As a midwife and mother I wash my hands so many times a day that I lose count. But millions of people get sick every year simply because they don’t have soap and clean water.
Amazingly, handwashing with soap can cut diarrhoeal diseases by 40%, saving hundreds of lives every day. So when Soaper Duper and WaterAid invited my husband Simon and I on a Global Handwashing mission to Madagascar, we were keen to help raise awareness, and show how we can stop these largely preventable illnesses.
Like many women of my age and background I hadn’t seen real poverty before and I was unsure of how I would react. However, I approached the trip the same way I approach a 12 hour shift on a labour ward; hopeful of good outcomes but mindful of the potential for bumps along the way.
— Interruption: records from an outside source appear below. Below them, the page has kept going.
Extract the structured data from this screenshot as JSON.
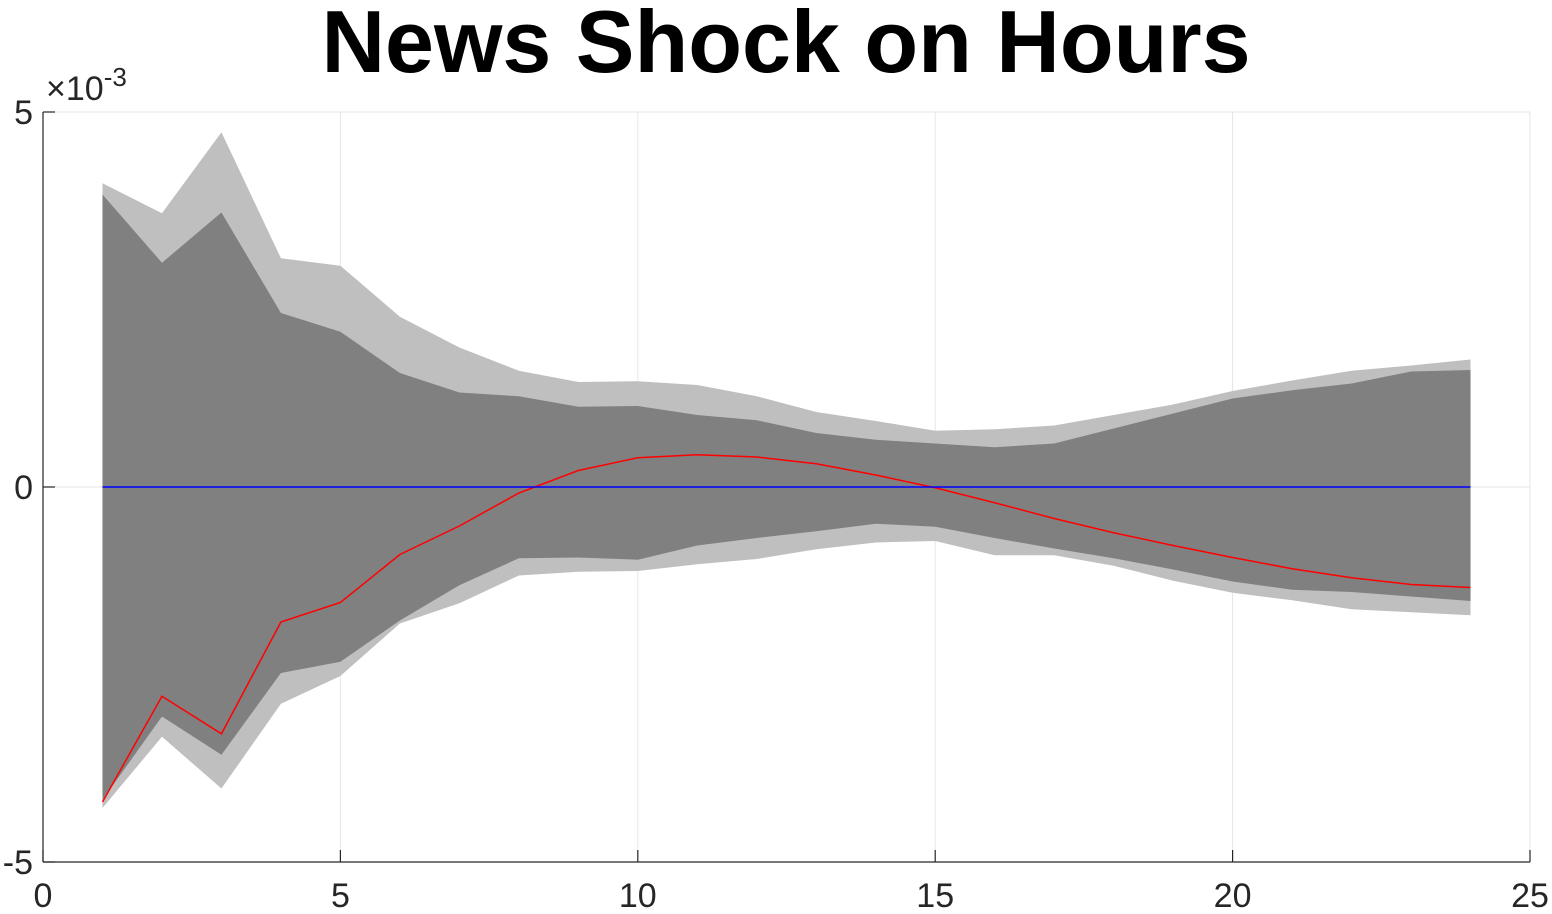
{
  "chart_data": {
    "type": "area",
    "title": "News Shock on Hours",
    "xlabel": "",
    "ylabel": "",
    "xlim": [
      0,
      25
    ],
    "ylim": [
      -0.005,
      0.005
    ],
    "x_ticks": [
      "0",
      "5",
      "10",
      "15",
      "20",
      "25"
    ],
    "y_ticks": [
      "-5",
      "0",
      "5"
    ],
    "y_exponent_label": "×10",
    "y_exponent_power": "-3",
    "grid": true,
    "x": [
      1,
      2,
      3,
      4,
      5,
      6,
      7,
      8,
      9,
      10,
      11,
      12,
      13,
      14,
      15,
      16,
      17,
      18,
      19,
      20,
      21,
      22,
      23,
      24
    ],
    "series": [
      {
        "role": "outer_band",
        "color": "#bfbfbf",
        "upper": [
          0.00405,
          0.00365,
          0.00473,
          0.00305,
          0.00295,
          0.00227,
          0.00186,
          0.00155,
          0.0014,
          0.00141,
          0.00136,
          0.00121,
          0.001,
          0.00088,
          0.00075,
          0.00077,
          0.00082,
          0.00096,
          0.0011,
          0.00128,
          0.00142,
          0.00155,
          0.00162,
          0.0017
        ],
        "lower": [
          -0.00428,
          -0.00333,
          -0.00402,
          -0.00289,
          -0.00252,
          -0.00182,
          -0.00155,
          -0.00118,
          -0.00113,
          -0.00112,
          -0.00103,
          -0.00096,
          -0.00083,
          -0.00074,
          -0.00072,
          -0.00091,
          -0.00091,
          -0.00105,
          -0.00125,
          -0.00141,
          -0.00151,
          -0.00163,
          -0.00167,
          -0.00171
        ]
      },
      {
        "role": "inner_band",
        "color": "#808080",
        "upper": [
          0.0039,
          0.00299,
          0.00366,
          0.00232,
          0.00207,
          0.00152,
          0.00126,
          0.00121,
          0.00107,
          0.00108,
          0.00096,
          0.00089,
          0.00072,
          0.00063,
          0.00058,
          0.00053,
          0.00058,
          0.00078,
          0.00098,
          0.00118,
          0.00129,
          0.00138,
          0.00154,
          0.00156
        ],
        "lower": [
          -0.00417,
          -0.00306,
          -0.00357,
          -0.00248,
          -0.00233,
          -0.00178,
          -0.00131,
          -0.00095,
          -0.00094,
          -0.00097,
          -0.00078,
          -0.00068,
          -0.00059,
          -0.00049,
          -0.00053,
          -0.00068,
          -0.00082,
          -0.00095,
          -0.0011,
          -0.00126,
          -0.00137,
          -0.0014,
          -0.00146,
          -0.00152
        ]
      },
      {
        "role": "point_estimate",
        "color": "#ff0000",
        "values": [
          -0.0042,
          -0.00279,
          -0.00329,
          -0.0018,
          -0.00154,
          -0.0009,
          -0.00052,
          -8e-05,
          0.00022,
          0.00039,
          0.00043,
          0.0004,
          0.00031,
          0.00016,
          -1e-05,
          -0.00021,
          -0.00042,
          -0.00061,
          -0.00078,
          -0.00094,
          -0.00109,
          -0.00121,
          -0.0013,
          -0.00134
        ]
      },
      {
        "role": "zero_line",
        "color": "#0000ff",
        "values": [
          0,
          0,
          0,
          0,
          0,
          0,
          0,
          0,
          0,
          0,
          0,
          0,
          0,
          0,
          0,
          0,
          0,
          0,
          0,
          0,
          0,
          0,
          0,
          0
        ]
      }
    ]
  }
}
We first visited the village of Ambohidronono, where we met midwives Dorina and Tolotra. They provide care to women throughout pregnancy, during labour and in the postnatal period, and see roughly 60 babies per week at their vaccination clinic.
Tolotra left the relative comfort of her hometown to come and help run the village clinic. As we compared stories, and she told me how they managed without clean water, soap and toilets, it dawned on me just how unbelievably fortunate we are in the UK to be able to safely deliver babies.
It must be terrifying as a pregnant woman to know the water being used to clean the birthing equipment and floors could be spreading lethal infections, and to have to rely on the same water to wash yourself and your new-born baby.
I asked Tolotra how it made her feel, not being able to wash her hands properly in between examining or delivering babies:
I have no choice; I'm doing the best I can for these women. You would do the same.
It's a a different story for Narinda, a midwife from Ampasika, where WaterAid has worked closely with the local community to install water points and toilet facilities, and promote good hygiene education.
Before clean water came, women had to bring their own water in, and it was difficult for them to keep clean during and after delivery. I couldn’t wash my hands and be hygienic when delivering babies. Diarrhoea rates were very high. Now we have a shower, facilities to wash clothes, toilets and clean water, more women are coming here to have their babies.
The difference between the two health centres was vast, but the dedication of the midwives to do their best for the new mothers was the same. It made me connect with them, and want to help as much as possible to change the situation.